Nevertheless the heart of Asa was loyal all his days.
2 Chronicles 15:17
Asa did well by removing the abominable image his mother made for Asherach, but he failed to remove the idols from the high places in Israel. Asa was obedient in what he considered the most important areas by removing the idols and altars in Judah (2 Chronicles 14:2-4). He had personally removed all idolatry from his own life and commanded the people in Judah to do the same. He brought things his father Abijah had dedicated to God and placed them into the house of God (2 Chronicles 15:18).

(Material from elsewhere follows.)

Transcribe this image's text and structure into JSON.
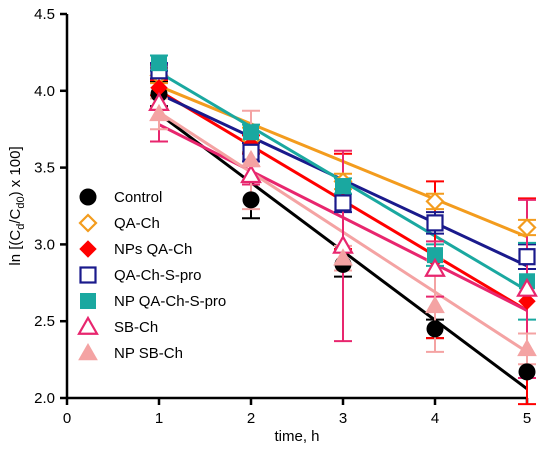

What Asa did by not removing the idols from Israel is similar to what the Pharisees did in Matthew 23:23: “For ye tithe mint and anise and cumin, and have left undone the weightier matters of the law, justice and mercy, and faith: but these ye ought to have done, and not to have left the other undone.”
Beware of ever thinking, “Oh, that thing in my life does not matter much.” The fact that it does not matter much to you may mean it matters a great deal to God. Nothing should be considered a trivial matter by a child of God. How much longer are we going to prevent God from teaching us even one thing? God keeps trying to teach us and He never loses patience. You say, “I know I am right with God,” yet the “high places” still remain in your life. There is still an area of disobedience. Will you protest that your heart is right with God although there remains some small thing in your life you have yet to remove? Nothing in our lives is a mere insignificant detail to God.
Some Christians extol their faithfulness to God because they are not a member of another religious group or cult or participate in the use of illegal drugs, immorality, or murder. Challenge yourself with this question: Are there some things regarding your physical or intellectual life to which you have been paying no attention at all? If so, you may think you are correct in the important areas, but you are truly careless and failing to concentrate or focus properly on all points.
We cannot afford a day off from spiritual concentration on matters in our lives no more than our hearts need a day off from beating. You cannot take a day off morally and remain moral, neither can you take a day off spiritually and remain spiritual. God wants you be entirely His, and it requires paying close attention to keeping yourself fit (1 Timothy 4:8). May we understand a vital point here? The amount of time we attend to matters which are problematic to us in our relationships with God determines the effort we put toward removing those problems. If we try to “rise above all our problems” with only a few minutes’ effort, we may be like Ephesians 4:14 - “children, tossed to and fro and carried about with every wind of doctrine” and never come to “grow up in all things unto Him, who is the head, even Christ” (v. 15).